The company is on track to commission with its first customer the first commercial IMSR® power plants in the 2020s. It is now one important step closer. In November 2017, Terrestrial Energy completed the first engineering program for the IMSR® design and the first step of the Canadian regulatory phase — Phase I of CNSC’s Vendor Design Review. This is a first for an advanced reactor. In addition, IMSR® power plant site selection work is underway in Canada and the United States.
Growing worldwide demand for a clean, reliable, cost-competitive energy source will drive demand for IMSR® power plants, and Terrestrial Energy is seeking to deploy hundreds deploy hundreds of IMSR® reactors over the next two decades. Furthermore, government policies that support emission-free power generation and industrial heat production can sharply accelerate deployment. In these scenarios, the only technology that meets policy and market needs of the day and can be scaled rapidly is nuclear energy, as was demonstrated in the 1970s.
Building on Proven Technology
The IMSR® is a truly innovative reactor design that uses proven and demonstrated reactor technology. It is a liquid-fueled reactor, a type of Molten Salt Reactor (MSR), and it embodies MSR technology pioneered at the Oak Ridge National Laboratory (ORNL) in Tennessee, U.S.A.
Oak Ridge has developed MSR technology over many decades, building and demonstrating two experimental MSRs: first the Aircraft Reactor Experiment (ARE) and next the Molten-Salt Reactor Experiment (MSRE). Based on the successes of these operating reactor experiments, ORNL commenced a commercial power plant program for MSR technology, which led to the Denatured Molten Salt Reactor (DMSR) in the early 1980s. Terrestrial Energy’s IMSR® is most similar to the DMSR.

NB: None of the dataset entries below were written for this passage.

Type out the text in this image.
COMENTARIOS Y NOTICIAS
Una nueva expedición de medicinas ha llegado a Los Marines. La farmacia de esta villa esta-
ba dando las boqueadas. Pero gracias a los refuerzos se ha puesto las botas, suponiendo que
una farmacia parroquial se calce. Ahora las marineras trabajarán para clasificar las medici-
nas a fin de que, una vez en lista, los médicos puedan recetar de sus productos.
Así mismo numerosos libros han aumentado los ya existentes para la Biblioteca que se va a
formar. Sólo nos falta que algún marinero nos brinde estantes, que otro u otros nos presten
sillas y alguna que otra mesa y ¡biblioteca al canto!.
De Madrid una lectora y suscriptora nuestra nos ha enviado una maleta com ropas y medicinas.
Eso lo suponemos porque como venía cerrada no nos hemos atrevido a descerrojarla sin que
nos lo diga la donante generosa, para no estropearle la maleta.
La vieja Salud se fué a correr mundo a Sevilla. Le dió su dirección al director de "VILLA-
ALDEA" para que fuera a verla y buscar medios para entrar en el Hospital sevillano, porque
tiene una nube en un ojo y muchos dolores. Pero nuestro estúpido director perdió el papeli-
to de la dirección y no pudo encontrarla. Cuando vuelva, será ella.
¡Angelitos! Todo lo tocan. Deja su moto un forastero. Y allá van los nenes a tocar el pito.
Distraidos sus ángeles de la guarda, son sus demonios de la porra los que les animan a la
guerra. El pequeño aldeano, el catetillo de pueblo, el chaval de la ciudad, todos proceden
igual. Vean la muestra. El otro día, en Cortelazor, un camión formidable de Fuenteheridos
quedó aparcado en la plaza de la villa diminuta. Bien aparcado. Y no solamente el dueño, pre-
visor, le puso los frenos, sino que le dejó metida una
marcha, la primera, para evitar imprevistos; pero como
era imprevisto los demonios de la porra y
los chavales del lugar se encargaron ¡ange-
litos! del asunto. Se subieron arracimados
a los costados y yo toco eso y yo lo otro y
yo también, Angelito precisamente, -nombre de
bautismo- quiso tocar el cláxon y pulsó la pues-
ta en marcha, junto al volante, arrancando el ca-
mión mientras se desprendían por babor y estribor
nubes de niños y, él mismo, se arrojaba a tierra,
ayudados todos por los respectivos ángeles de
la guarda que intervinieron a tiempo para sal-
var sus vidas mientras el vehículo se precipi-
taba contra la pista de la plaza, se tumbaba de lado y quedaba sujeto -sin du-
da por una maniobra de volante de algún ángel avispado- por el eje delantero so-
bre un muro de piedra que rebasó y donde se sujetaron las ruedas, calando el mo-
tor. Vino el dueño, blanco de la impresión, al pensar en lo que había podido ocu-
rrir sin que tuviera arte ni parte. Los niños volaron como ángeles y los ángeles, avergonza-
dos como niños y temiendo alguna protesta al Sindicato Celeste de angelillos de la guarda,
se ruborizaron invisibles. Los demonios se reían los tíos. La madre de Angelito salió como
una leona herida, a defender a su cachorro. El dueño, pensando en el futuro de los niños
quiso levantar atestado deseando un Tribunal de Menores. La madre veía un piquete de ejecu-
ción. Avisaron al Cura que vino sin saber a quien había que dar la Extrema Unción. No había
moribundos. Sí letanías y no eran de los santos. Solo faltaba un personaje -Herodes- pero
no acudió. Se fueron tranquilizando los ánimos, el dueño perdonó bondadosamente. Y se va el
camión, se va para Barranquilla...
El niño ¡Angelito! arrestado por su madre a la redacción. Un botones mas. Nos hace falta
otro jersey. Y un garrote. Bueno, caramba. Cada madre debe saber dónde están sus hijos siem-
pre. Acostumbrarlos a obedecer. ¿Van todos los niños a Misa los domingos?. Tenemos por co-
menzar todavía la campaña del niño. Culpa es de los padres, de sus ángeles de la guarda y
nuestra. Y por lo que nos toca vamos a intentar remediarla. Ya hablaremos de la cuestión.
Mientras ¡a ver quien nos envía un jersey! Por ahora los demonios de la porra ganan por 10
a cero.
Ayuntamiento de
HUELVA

MSR technology has yet to be deployed commercially. Conventional reactors, which have military origins and used the solid fuel method, gained an early and dominant market position, and these types of reactors adequately met market needs for many decades. However, in recent years, conventional reactors have struggled to remain commercially and socially viable in an evolving global energy marketplace where energy technology innovations in other sectors have successfully driven down the cost of energy.